Ребят, речь идет именно об обычных, бумажных письмах. Они же настоящие, как гитары, костры, бумажные книги, а не электронные.. это все живое. сделанное руками людей, несущее в себе что то.

----------


## Nails

> Ребят, речь идет именно об обычных, бумажных письмах. Они же настоящие, как гитары, костры, бумажные книги, а не электронные.. это все живое. сделанное руками людей, несущее в себе что то.

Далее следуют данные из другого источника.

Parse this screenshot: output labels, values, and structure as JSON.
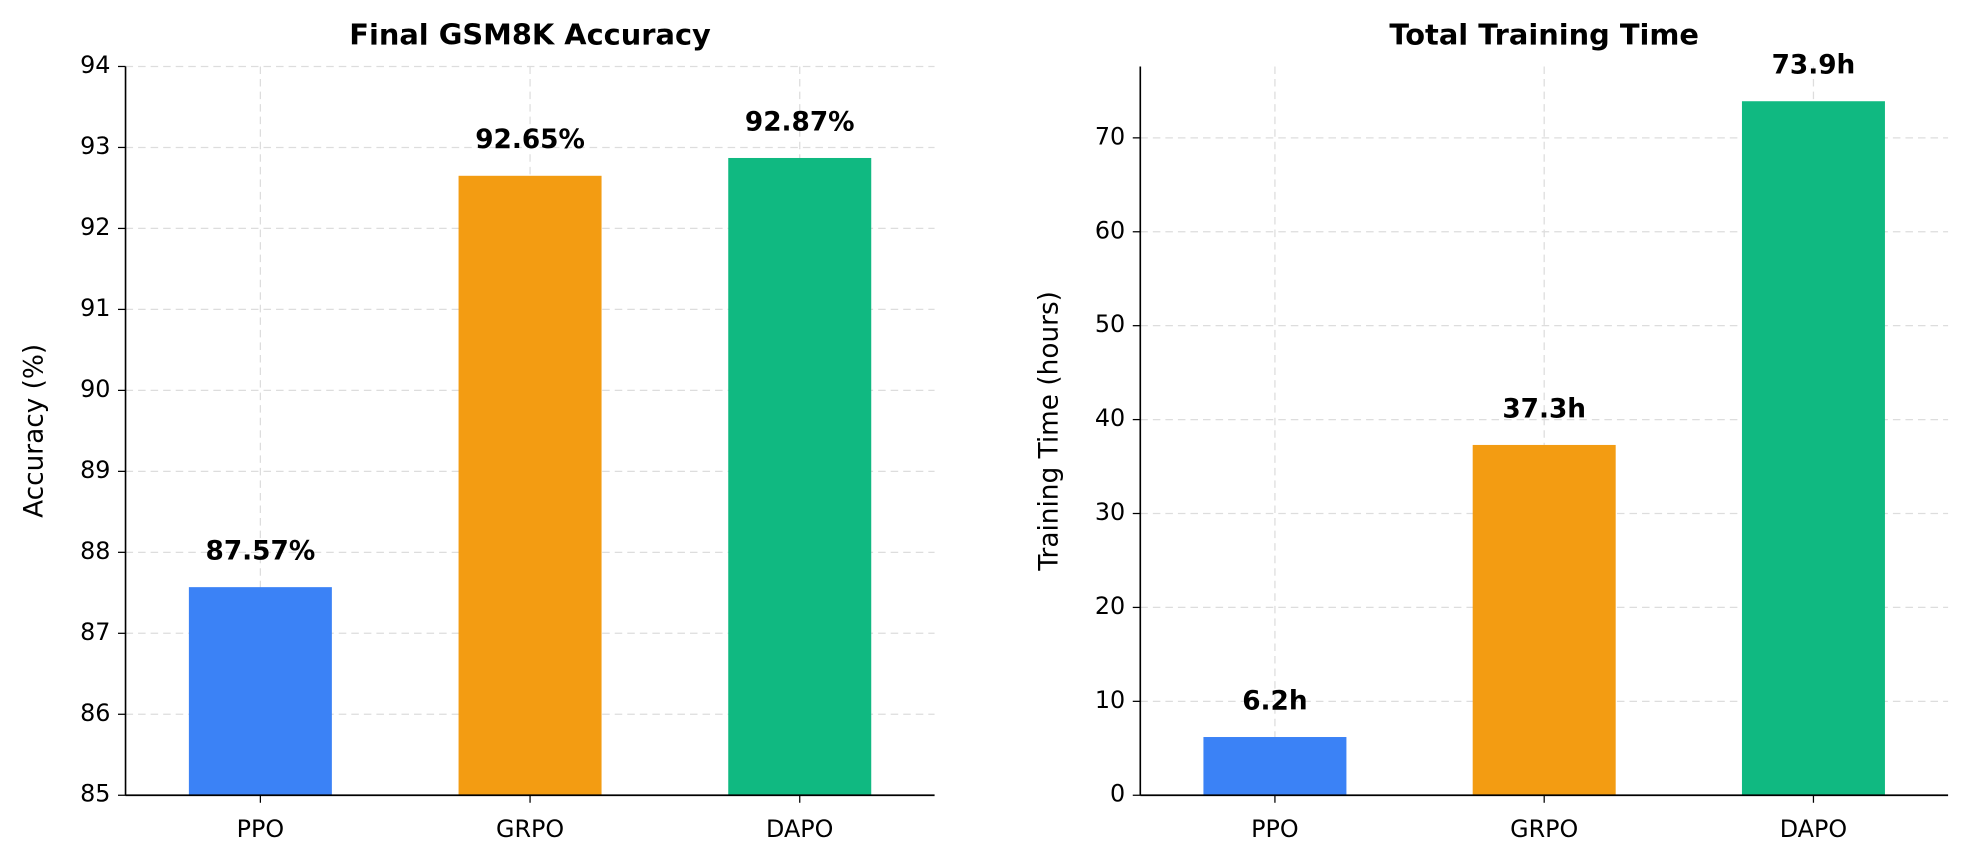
{
  "chart_data": [
    {
      "type": "bar",
      "title": "Final GSM8K Accuracy",
      "y_label": "Accuracy (%)",
      "categories": [
        "PPO",
        "GRPO",
        "DAPO"
      ],
      "values": [
        87.57,
        92.65,
        92.87
      ],
      "value_labels": [
        "87.57%",
        "92.65%",
        "92.87%"
      ],
      "colors": [
        "#3b82f6",
        "#f39c12",
        "#10b981"
      ],
      "ylim": [
        85,
        94
      ],
      "yticks": [
        85,
        86,
        87,
        88,
        89,
        90,
        91,
        92,
        93,
        94
      ],
      "grid": true
    },
    {
      "type": "bar",
      "title": "Total Training Time",
      "y_label": "Training Time (hours)",
      "categories": [
        "PPO",
        "GRPO",
        "DAPO"
      ],
      "values": [
        6.2,
        37.3,
        73.9
      ],
      "value_labels": [
        "6.2h",
        "37.3h",
        "73.9h"
      ],
      "colors": [
        "#3b82f6",
        "#f39c12",
        "#10b981"
      ],
      "ylim": [
        0,
        77.6
      ],
      "yticks": [
        0,
        10,
        20,
        30,
        40,
        50,
        60,
        70
      ],
      "grid": true
    }
  ]
}
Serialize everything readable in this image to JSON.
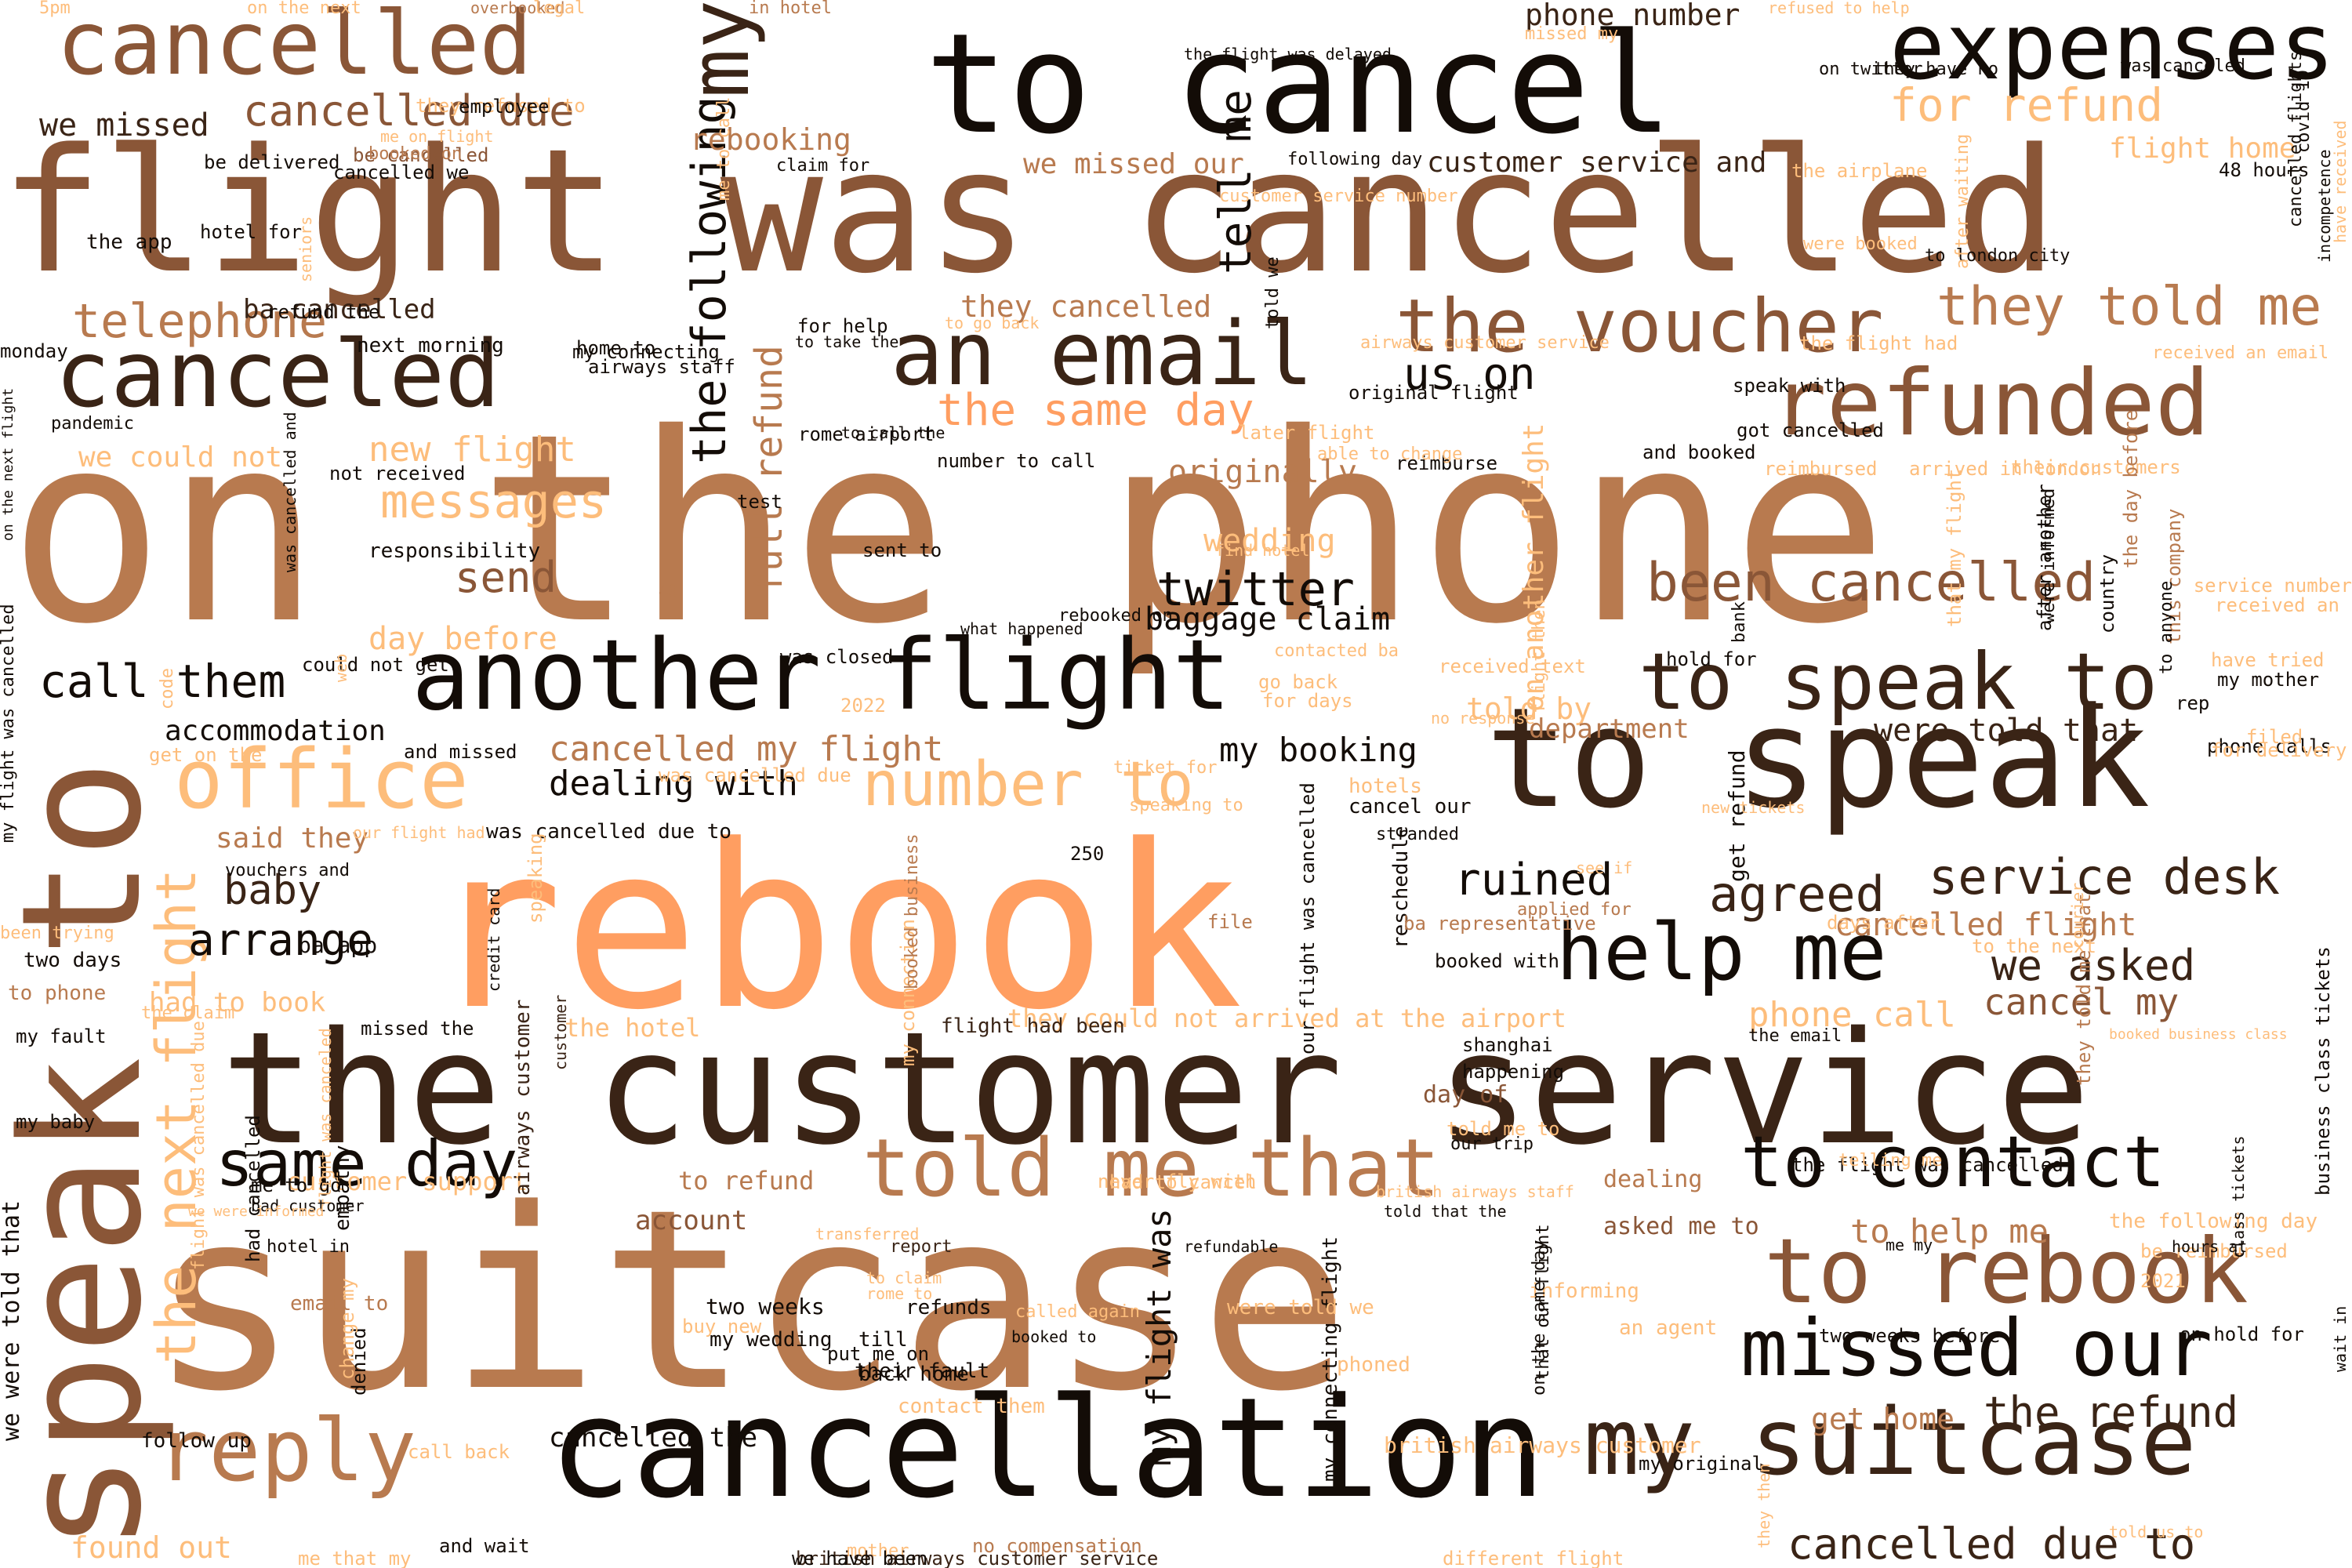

  Золотые слова..Автора я поддерживаю но сам лично в этом учавствовать не хочу)Идея хорошая.Старое вновь становится новым..

----------


## wiki

А вы представляете сколько такие письма идут? Иногда могут и за неделю дойти, а иной раз,даже в один и тот же город могут идти и месяц, и два. У меня один раз такое письмо шло полгода. Новогоднее поздравление пришло к лету))))))))))))))))Смысл в таких письмах,если оно будет идти долго? К тому времени чел или забудет,или просто сделает су. 
   Хотя может и за неделю дойти,это уж как кому повезёт. Просто тот же майл-агент,скайп и другие похожие системы, та же аська, продуктивнее тем,что письмо получите сразу же. Да даже на обычное мыло, дойдёт за пару минут,от силы за час.

----------


## Мара

> А вы представляете сколько такие письма идут?  
> ....Просто тот же майл-агент,скайп и другие похожие системы, та же аська, продуктивнее тем,что письмо получите сразу же. Да даже на обычное мыло, дойдёт за пару минут,от силы за час.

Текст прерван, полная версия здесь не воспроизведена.